Keeping connections open obviously consumes resources even though they're just TCP connections sitting there, waiting response.
It is also obvious that they don't consume as much compared to, say, a process making database queries and transforming results to create a response.
My issue is, when I calculate potential resource consumption of raising timeout values, what i take into account seems to yield an optimistic result and I'd like to know if I'm missing anything.
I explore this by thinking as if the operation will end successfully and with identical results either way. Imagine we'll either raise the timeout values or magically get the external server respond faster. So that we can isolate the effects of keeping the connection open for longer. Then I can, separately compare them to the effects of the process not being completed.
Things I consider are:
- Memory consumption: I find this to be the most concerning one. However when the open connection spends almost all it's time waiting for a payload, it has allocated the minimum amount of memory of it's life cycle.
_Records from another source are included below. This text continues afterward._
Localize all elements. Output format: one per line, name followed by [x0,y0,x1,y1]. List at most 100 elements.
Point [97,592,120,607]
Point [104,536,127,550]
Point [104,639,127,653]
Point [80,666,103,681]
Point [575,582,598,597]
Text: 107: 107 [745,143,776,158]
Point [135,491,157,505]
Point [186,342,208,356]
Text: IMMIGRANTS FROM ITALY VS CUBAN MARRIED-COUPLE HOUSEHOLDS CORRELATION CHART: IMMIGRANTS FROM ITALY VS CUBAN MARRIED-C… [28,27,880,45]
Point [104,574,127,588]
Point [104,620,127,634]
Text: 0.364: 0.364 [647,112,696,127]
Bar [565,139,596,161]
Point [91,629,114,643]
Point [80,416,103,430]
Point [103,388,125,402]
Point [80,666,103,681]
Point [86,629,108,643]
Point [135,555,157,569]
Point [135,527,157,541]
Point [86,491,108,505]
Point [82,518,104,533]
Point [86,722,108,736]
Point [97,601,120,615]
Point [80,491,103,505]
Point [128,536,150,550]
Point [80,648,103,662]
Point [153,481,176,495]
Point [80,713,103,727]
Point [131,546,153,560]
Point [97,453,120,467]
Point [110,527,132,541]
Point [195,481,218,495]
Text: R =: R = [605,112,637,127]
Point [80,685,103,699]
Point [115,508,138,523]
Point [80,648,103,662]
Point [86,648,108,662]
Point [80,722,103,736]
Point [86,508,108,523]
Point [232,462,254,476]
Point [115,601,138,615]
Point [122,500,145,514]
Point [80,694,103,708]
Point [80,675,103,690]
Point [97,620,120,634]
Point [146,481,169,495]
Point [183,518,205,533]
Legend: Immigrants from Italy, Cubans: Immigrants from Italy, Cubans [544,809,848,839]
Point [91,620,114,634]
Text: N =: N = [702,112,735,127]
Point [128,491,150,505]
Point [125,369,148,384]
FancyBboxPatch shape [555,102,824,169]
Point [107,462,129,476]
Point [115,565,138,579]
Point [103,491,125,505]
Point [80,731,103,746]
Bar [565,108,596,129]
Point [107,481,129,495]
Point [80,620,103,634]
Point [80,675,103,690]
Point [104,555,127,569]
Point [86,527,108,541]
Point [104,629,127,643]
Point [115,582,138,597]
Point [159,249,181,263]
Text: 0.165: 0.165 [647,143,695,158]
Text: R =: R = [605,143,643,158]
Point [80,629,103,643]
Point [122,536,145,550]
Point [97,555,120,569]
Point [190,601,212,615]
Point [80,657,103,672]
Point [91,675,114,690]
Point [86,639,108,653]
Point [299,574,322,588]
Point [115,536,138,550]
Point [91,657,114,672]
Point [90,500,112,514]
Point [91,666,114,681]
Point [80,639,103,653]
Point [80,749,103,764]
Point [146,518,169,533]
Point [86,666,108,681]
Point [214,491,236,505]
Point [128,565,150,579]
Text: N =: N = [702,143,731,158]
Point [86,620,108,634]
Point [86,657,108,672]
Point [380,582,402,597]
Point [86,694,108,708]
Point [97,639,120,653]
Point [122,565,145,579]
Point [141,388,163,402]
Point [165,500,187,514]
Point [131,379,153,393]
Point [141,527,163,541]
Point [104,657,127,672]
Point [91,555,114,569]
- CPU usage: Next to zero. The process itself just checks if the response is there yet. The OS should be maintaining the connection but can't think of any significant calculations
- Concurrent open connections: A light research says the limit is around .3 million. If my number gets nowhere near that, we're cool
- Socket count: Again, if my system is nowhere near the limit, it's ok
- Port count: Same: We know the limit, we know if we're pushing it.
- Max number of open files: We can test how much we need for each process and calculate accordingly
- Keeping other services busy: We may be keeping a database connection busy, an inbound connection waiting for our process etc.
This is all I can come up with as drawbacks. In my case every item besides memory isn't even worth making calculations and memory consumption is not affected that much anyway.
When I compare this to not being able to complete the operation, the scale tips way further towards raising the timeouts. In our specific situation if the operation fails, the next request will take even longer trying to compensate, which kind of includes the entirety of drawbacks of high timeouts. Having raised the timeouts, the total time spent waiting would be even less.
This became a light debate with my boss who seems to think this issue is (or I am) below him to be worth arguing. Can't get anything constructive out of that conversation so I came here.
Is there any notable aspects that I've missed? Is any of my items being underestimated?